り ―Mさんの思い出―

 僕がイギリスの研究所に留学したのは2004年のことだった。

 イギリスに着いて研究所に行き、研究室のボスやメンバーの人たちと挨拶を交わしてすぐ、僕は固まった。彼らが何を話しているのかほとんど聞き取れなかったのだ。

 それまで、英語で論文をたくさん書いてきた。英会話も日本でそれなりに勉強したつもりだった。しかし、その英語力はイギリスの現地ではほとんど通用しなかった。僕は自分の周りを飛び交う英語の中であいまいな笑顔を浮かべて、大変なことになったと思った。

 研究所で研究をはじめるにあたって、ボスが共同研究者として紹介してくれたのがMさんだった。Mさんは白い髭をたくわえた小柄な年配のイギリス人のおじさんだった。僕は彼に機械の使い方や研究のテクニックを教わりながら自分の研究を進めて行った。Mさんが言っていることもよく聞き取れなかったが、彼は根気よく僕に付き合ってくれた。僕は彼のおかげで何とか研究結果を少しずつ積み上げていった。

 しばらく研究所に通っても僕の英語力は一向に上がらなかった。誰にも話しかけられず僕は孤立していた。友人ができない僕をMさんは一人、心配してくれていた。

「ビリヤードをしよう。」

と誘ってくれ、二人でビリヤードをしに行った。Mさんはビリヤードが下手糞だった。全然、ビリヤードなんかしない人のようだった。でも、大げさに楽しそうに僕とビリヤードをしてくれた。

 Mさんが得意げに彼の発明品を見せてくれたこともあった。自転車のまわりをビニールハウスのようなもので囲ったものだった。雨でも走ることができるという。実際、雨の中をその自転車で研究所にやってきた。目の前が息で白く曇って、先が見えにくそうだったけど、本人は真剣な表情でペダルをこいでいた。

 彼といっしょに仕事をしていて、気づかされたことがいくつかあった。

 朝、研究所に着くや否や彼がまずすることは、電子天秤に分銅を乗せることだった。
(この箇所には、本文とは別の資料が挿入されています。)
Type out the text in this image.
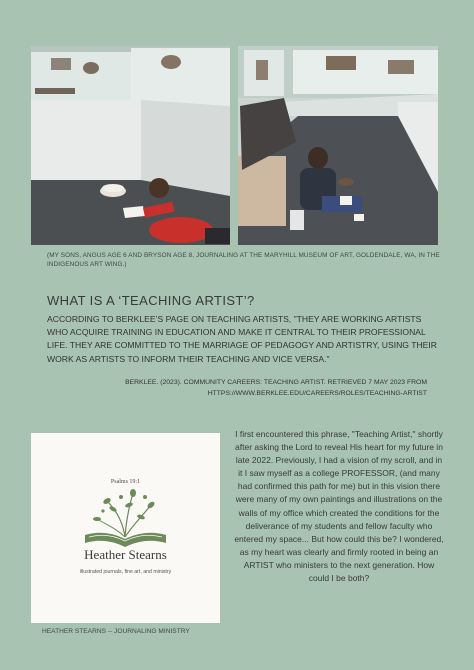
(MY SONS, ANGUS AGE 6 AND BRYSON AGE 8, JOURNALING AT THE MARYHILL MUSEUM OF ART, GOLDENDALE, WA, IN THE INDIGENOUS ART WING.)
WHAT IS A ‘TEACHING ARTIST’?
ACCORDING TO BERKLEE’S PAGE ON TEACHING ARTISTS, "THEY ARE WORKING ARTISTS WHO ACQUIRE TRAINING IN EDUCATION AND MAKE IT CENTRAL TO THEIR PROFESSIONAL LIFE. THEY ARE COMMITTED TO THE MARRIAGE OF PEDAGOGY AND ARTISTRY, USING THEIR WORK AS ARTISTS TO INFORM THEIR TEACHING AND VICE VERSA."
BERKLEE. (2023). COMMUNITY CAREERS: TEACHING ARTIST. RETRIEVED 7 MAY 2023 FROM
HTTPS://WWW.BERKLEE.EDU/CAREERS/ROLES/TEACHING-ARTIST
Psalms 19:1
Heather Stearns
illustrated journals, fine art, and ministry
HEATHER STEARNS -- JOURNALING MINISTRY
I first encountered this phrase, "Teaching Artist," shortly after asking the Lord to reveal His heart for my future in late 2022. Previously, I had a vision of my scroll, and in it I saw myself as a college PROFESSOR, (and many had confirmed this path for me) but in this vision there were many of my own paintings and illustrations on the walls of my office which created the conditions for the deliverance of my students and fellow faculty who entered my space... But how could this be? I wondered, as my heart was clearly and firmly rooted in being an ARTIST who ministers to the next generation. How could I be both?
天秤に誤差があるのかどうか、あるならばどの程度なのか、毎日、きっちりと記録していた。電子天秤の誤差を毎日、チェックするという習慣は僕にはなかった。

 僕らが使っていた機械はとても古かった。最新の機種は測定値を出すまでの自動化が進んでいて、僕はそういった新しい機器を使いたかった。そこで、Mさんに新しい機械を導入したらどうか提案したところ、

「心配いらない。この機械のすべての部品について僕は理解している。少しでも調子が悪くなったら言ってくれ。修理するから。」

と自慢げに言った。確かにMさんが頻繁に修理をするから、その機械は安定した結果をいつも出してくれた。

 イギリスでの研究生活もそろそろ慣れてきたかなあと思ってきた、ある日のことだった。Mさんが散歩に行こうと誘ってきた。僕は気軽にいいよと答え、実験の手を止めて、Mさんについていった。Mさんは研究所のすぐ横にあった森の中へと入って行った。人っ子一人いない暗い森で、入口に『不法投棄禁止 カメラ監視中』といった看板が立ててあった。僕らは歩きながら話をした。

「研究者をリタイアしようと思うんだ。」

Mさんが言った。唐突だったので僕はびっくりした。

「生活は大丈夫なの?」

と尋ねると

「そんなのは大した問題ではない。僕が心配なのは君なんだ。」

とMさんは足元を見ながら言った。

「大丈夫だよ。」

少し大丈夫じゃないかなと思いながら僕はそう答えた。

「そうか。」

Mさんは少し寂しそうな感じで言った。

 それからしばらくしてMさんは本当に研究所を辞めた。イギリスの田舎のほうで老後を暮らすのだと嬉しそうにボスに言っていた。送別会が開かれて、Mさんはいろんな人と話をしながら、ちらちらと僕のほうを見ていた。僕は彼に英語でどんなふうに話をしたらいいのか分からず、Mさんの方に近づかなかった。

 その日から、僕はMさんに会っていない。日本に帰国してからはクリスマスカードのやり取りをするだけで、それ以外は全く連絡を取っていなかった。

 今年、Mさんの奥さんから手紙が届いた。

 Mさんが亡くなったという。

 僕は少なからず動揺した。Mさんは温かい心とユーモアを持った尊敬できるプロの研究者だった。

 「ありがとうございました」と送別会のとき、口にすべきだった言葉を空に向かって心の中でつぶやくことしか僕にはできなかった。